Reinforcement Learning Trading Algorithms

A comprehensive implementation of stock price prediction using reinforcement learning techniques: Deep Q-Learning and Actor-Critic algorithms.
Explore how AI can make trading decisions based on dynamic market data. 💜

Workflow

Installing Python dependencies
Data preparation:

Acquiring data from Alpha Vantage stock APIs
Normalizing raw data
Generating training and validation datasets

Defining algorithm models
Training and evaluation

Installation steps

Create a Virtual Environment
A virtual environment helps isolate project dependencies
python -m venv venv
Activate the virtual environment:
source venv/bin/activate
Install requirements:
pip install -r requirements.txt
Deactivate venv:
deactivate

Interacting with environment

Trading strategies

Track Actions (Buy/Sell) Reward Upon Action: Calculate the reward when the agent takes action (either buying or selling a stock). When the agent sells a stock after a price increase, it receives a reward proportional to the net worth increase. When the agent buys after a price decrease, it gets a reward based on the potential recovery.
Inactivity Discount When the agent does nothing (i.e., holds its position or simply observes), apply a discount to the accumulated reward. If the agent doesn't make a move, reduce the reward by a small percentage (e.g., 0.01%) per step. This keeps the agent motivated to act, as doing nothing results in an incremental decrease in reward.
Sell and Buy Conditions: Sell: Reward the agent when it sells stocks that have appreciated in value since the last purchase. If the agent is holding positions and the price increases by a set threshold (e.g., 2%), reward the agent for taking profits. Buy: Reward the agent when it buys a stock after a price decrease. If the agent buys a stock that has decreased by a set threshold (e.g., 2%), reward it for potentially catching a rebound or buying at a lower price.
Penalty for Doing Nothing: Every time the agent does nothing (neither buying nor selling), apply the penalty (0.01% of the net worth) to action. This penalty ensures the agent doesn't stagnate and keeps making moves to either buy or sell stocks based on the strategy.

Summary

Buy: If the stock price decreases by more than the threshold (e.g., 2%), and the agent does not currently hold the stock, buy.
Reward = Positive net worth increase when the stock price increases from the purchased price.

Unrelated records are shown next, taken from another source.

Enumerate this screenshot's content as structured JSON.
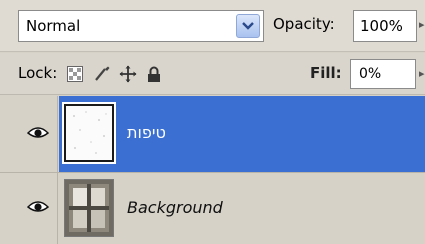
{
  "blend_mode": {
    "value": "Normal"
  },
  "opacity": {
    "label": "Opacity:",
    "value": "100%"
  },
  "lock": {
    "label": "Lock:"
  },
  "fill": {
    "label": "Fill:",
    "value": "0%"
  },
  "layers": [
    {
      "name": "טיפות",
      "visible": true,
      "selected": true
    },
    {
      "name": "Background",
      "visible": true,
      "selected": false,
      "locked": true
    }
  ],
  "colors": {
    "selection": "#3b6fd1",
    "panel": "#d6d2c8"
  }
}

Sell: If the stock price increases by more than the threshold (e.g., 2%), and the agent holds the stock, sell.
Reward = Positive net worth increase when the stock is sold at a higher price.

Inactivity: punish by appling a discount (0.01% of net worth for every step)

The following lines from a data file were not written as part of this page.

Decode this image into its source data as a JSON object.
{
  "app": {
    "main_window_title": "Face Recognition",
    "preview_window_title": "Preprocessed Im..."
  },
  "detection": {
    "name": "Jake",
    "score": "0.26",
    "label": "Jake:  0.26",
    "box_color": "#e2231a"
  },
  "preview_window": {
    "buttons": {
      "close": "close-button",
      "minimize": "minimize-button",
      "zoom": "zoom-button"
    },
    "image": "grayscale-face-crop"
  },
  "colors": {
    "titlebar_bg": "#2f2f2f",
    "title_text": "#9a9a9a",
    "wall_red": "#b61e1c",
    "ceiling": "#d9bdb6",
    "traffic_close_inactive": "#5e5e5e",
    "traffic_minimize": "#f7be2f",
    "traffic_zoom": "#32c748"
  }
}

Agents implepentation & results

DQL implementation

A general perspective on the algorithm:

Initialize Q-function approximation
Repeat:
    Collect experience
    Update Q-function approximation

For updating our q-function estimate, we make use of the Bellman equation.

DQL trading results

Results are represented by sell, buy actions. Depending on these decisions the revenue trend line (yellow) is increasing or decreasing. The price trend (blue line) is very volatile.

Configuration

Paste this in your config.py file.

# Training parameters
EPISODES = 1000
BATCH_SIZE = 32
TARGET_UPDATE_FREQ = 5
VALIDATION_INTERVAL = 50

# Data paths
TRAIN_DATA_PATH = './data/AAPL.csv'
TEST_DATA_PATH = './data/GOOG.csv'
TEST_DATA_START = 1400

# Model parameters
GAMMA = 0.95
EPSILON = 1.0
EPSILON_MIN = 0.05
EPSILON_DECAY = 0.995
LEARNING_RATE = 0.001

Final Portfolio Value: 11845.86

Double DQL trading results

Final Portfolio Value: 12894.281143999988

Advantage Actor-Critic (A2C)

A2C starts from the REINFORCE algorithm and tries to reduce policy gradient's variance by substracting a baseline (the state value) from the Q-value. The objective function becomes:

$$\Delta_\theta J(\theta) \approx {1 \over N} \sum_{i = 1}^N \sum_{t = 1} ^ T \Delta_\theta log\pi_\theta(a_{i,t} | s_{i,t})A^\pi(s_{i,t},a_{i,t})$$

where A is the advantage:

$$A^\pi(s_{i,t}, a_{i,t}) = Q(s_{i,t}, a_{i,t}) - V(s_{i,t})$$

We could understand the advantage as the function that calculates how advantageous the action $a_{i,t}$ is as compared to the average performance that you expect the policy $\pi_\theta$ to get in the state $s_{i,t}$. So the gradient of the objective function takes the actions that are better than average and increase probability and take the actions that are worse than average and decrease probability.

Q can be estimate to:

$$Q^\pi(s_t, a_t) \approx r(s_t,a_t) + V^\pi(s_{t+1})$$

So A can be estimate to:

$$A^\pi(s_t,a_t) \approx r(s_t,a_t) + V^\pi(s_{t+1}) - V^\pi(s_t)$$

Now A depends only on the state value function, which is easier to estimate than state-action value function because it takes into account only the state the agent is in. We estimate the state value function by fitting a neural network, "the critic". We represent the policy by an other neural network, "the actor", which takes as input a state and returns a distribution of probabilities for the possible actions.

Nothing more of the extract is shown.